The thought had crossed Hy’s mind. Had Abel died – long ago? Was he only missing in Gus’s mind? Was she losing a grip on that razor-sharp mind? Was the sleepwalking episode a sign of it? Could it be Alzheimer’s? She was in her mid-eighties, after all. She couldn’t live – and thrive – forever. Although Hy wished she could – and would.
“That should be easy enough to find out.” Ian stood up. “Check the records.”
Chapter 19
It turned out not to be easy. The village church had burned down fifty years before, and the fire took a hundred and fifty years of records with it. Gus said she’d once had a copy of Abel’s birth certificate that had been required for their marriage. It was a poor piece of evidence, created after the fact, in which the minister attested that Abel had been born in the village thirty-eight or forty years before, on a Sunday in midsummer. Gus couldn’t find that paper now. So there was no record of Abel Mack’s birth. There was no record of an Abel Mack having died in the last ten years in The Shores. Or the last twenty years. Those facts were certainly accurate. Had he died somewhere else? Abel had never been farther than Halifax, Gus said, adding: “…and he allus came back.”
Even April couldn’t call to mind when she’d last had a proper look at him. She just knew her baked goods kept disappearing through her back door as fast as Murdo was consuming them next to the front door. Most of the time she never saw anything clearly, partly because of poor sight, but mainly because of the blur of kids constantly circling ar
ound her. And because Abel was that way. There one minute, gone the next.
The rest of the villagers sang in harmony:
“Last time I saw Abel? Can’t say really. The centenary year…mebbe.”
“Don’t know as I seen Abel in the last twenty years, mebbe longer. Not since he retired from fishin’.”
Decade after decade Abel receded from sight.
Not seeing Abel didn’t mean he wasn’t there. It was status quo.

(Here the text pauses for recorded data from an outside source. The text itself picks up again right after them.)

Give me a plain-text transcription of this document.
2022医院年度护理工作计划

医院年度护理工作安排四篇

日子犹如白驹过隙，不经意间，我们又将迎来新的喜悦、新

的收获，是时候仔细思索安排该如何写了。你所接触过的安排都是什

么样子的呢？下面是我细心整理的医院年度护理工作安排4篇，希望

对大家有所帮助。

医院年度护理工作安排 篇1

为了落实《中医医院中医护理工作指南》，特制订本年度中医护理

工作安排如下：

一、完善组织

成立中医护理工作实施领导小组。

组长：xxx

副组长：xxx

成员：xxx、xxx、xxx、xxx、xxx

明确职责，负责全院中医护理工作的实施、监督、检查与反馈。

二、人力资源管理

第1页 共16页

How it had become so, Hy couldn’t figure out. Was no one curious?
***
Jamieson was. Very curious. There were only a few possibilities. One. Most likely. He was dead. If so, where? It had to be nearby, and they really had looked everywhere. Two. He’d been kidnapped. Highly unlikely. As she thought whenever that possibility came to mind, who’d want him? Three. He was hiding himself for some reason, some reason that Jamieson didn’t know yet but was determined to find out. Some reason that maybe Gus could provide if she prodded.
***
“Did he act unusual in any way before he disappeared, was he thinking about something, was there something he maybe wanted to do?”
Gus looked smug. She’d recovered from the terrifying dream of a few nights before, putting it down to the little “lunch” she’d had before bed. Too much cheese. It helped that Jamieson was now taking Abel’s disappearance seriously. Not dead. Abel was not dead. Just missing.
She knit the last few stitches on the needle, took the yarn in her mouth, and bit it off.
“He was talkin’ about the fish.”
“The fish?”
“The famous fish.”
Jamieson turned at the sound. Hy had slipped into the room, and sat in the rocking chair by the window. With her, the scent of smoke had come into the room. It was on everybody. Noticeable in Gus’s kitchen because she kept it so clean.
“The big cod.” Gus reached over and picked up her copy of Time Was. She flipped past the copyright and acknowledgement pages to the first photograph in the book. She passed it over to Jamieson.
It was that dramatic shot, taken by Elmer Cole, who’d missed his calling. He caught more with his camera than his fishing net. There was Abel, in a twenty-eight-foot dory powered by a one-cylinder engine, struggling to reel in a huge cod.